Diffusion models II, training and sampling

The previous lesson left diffusion with a clean training loop and a clean sampling loop, but the sampling loop took a thousand forward passes per generated sample. That is a problem if you want diffusion to power a production system: an image generator that takes a thousand model evaluations per output is too slow for an interactive product and too expensive at scale. This lesson covers the two moves that turned diffusion from research demo into the dominant image-generation paradigm of the modern era.

The first move is DDIM (Song et al. 2020), a deterministic, non-Markovian sampler that uses the same trained noise-prediction network as DDPM but produces samples in tens of steps instead of thousands. The second is classifier-free guidance (Ho and Salimans 2021), the conditioning trick behind every modern text-to-image system. By the end you will be able to write the DDIM update step in one line, explain why it can take large steps where DDPM cannot, write the classifier-free guidance interpolation, and read the sampling-step / quality Pareto frontier that determines latency budgets in every production diffusion system.

The §6 watch territory from L12 continues into this lesson (modern text-to-image generation is the canonical diffusion deployment surface).

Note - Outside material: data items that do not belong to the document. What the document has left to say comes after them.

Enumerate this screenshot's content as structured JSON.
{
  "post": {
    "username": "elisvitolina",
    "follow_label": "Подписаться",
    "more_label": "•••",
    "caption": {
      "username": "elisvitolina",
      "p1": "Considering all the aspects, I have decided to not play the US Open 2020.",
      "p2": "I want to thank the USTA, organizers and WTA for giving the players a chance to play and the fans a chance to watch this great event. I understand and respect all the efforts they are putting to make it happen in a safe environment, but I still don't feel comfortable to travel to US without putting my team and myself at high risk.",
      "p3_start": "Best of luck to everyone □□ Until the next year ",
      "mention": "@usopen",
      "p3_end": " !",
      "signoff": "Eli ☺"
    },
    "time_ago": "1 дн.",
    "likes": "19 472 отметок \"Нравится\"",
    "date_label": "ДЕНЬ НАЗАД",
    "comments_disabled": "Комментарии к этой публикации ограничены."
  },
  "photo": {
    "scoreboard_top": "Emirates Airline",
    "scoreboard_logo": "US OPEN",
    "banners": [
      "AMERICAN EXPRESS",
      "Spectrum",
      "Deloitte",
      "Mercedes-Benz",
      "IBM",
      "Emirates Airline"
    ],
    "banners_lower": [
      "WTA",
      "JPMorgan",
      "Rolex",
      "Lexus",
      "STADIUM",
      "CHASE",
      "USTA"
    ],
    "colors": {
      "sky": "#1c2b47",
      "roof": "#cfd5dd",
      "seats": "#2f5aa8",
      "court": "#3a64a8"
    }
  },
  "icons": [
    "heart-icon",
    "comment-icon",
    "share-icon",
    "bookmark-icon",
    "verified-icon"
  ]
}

The in-body checkpoint at the end carries forward the five-layer scope-test pattern.

Why DDPM sampling is slow

The DDPM sampler from the last lesson runs the reverse chain in one-step increments, from a pure-noise starting point down to a clean sample, one denoising forward pass per step. With a thousand-step training schedule, that is a thousand network evaluations per generated sample.

The slowness has two roots. First, the reverse chain is stochastic: every step injects a small Gaussian noise term, so the trajectory through state space is a random walk. Stochastic chains cannot take large steps without losing fidelity, because the variance of the step compounds. Second, the reverse chain is Markovian: each step depends only on the immediately previous state, so the sampler cannot “look ahead” or skip ahead based on broader structure.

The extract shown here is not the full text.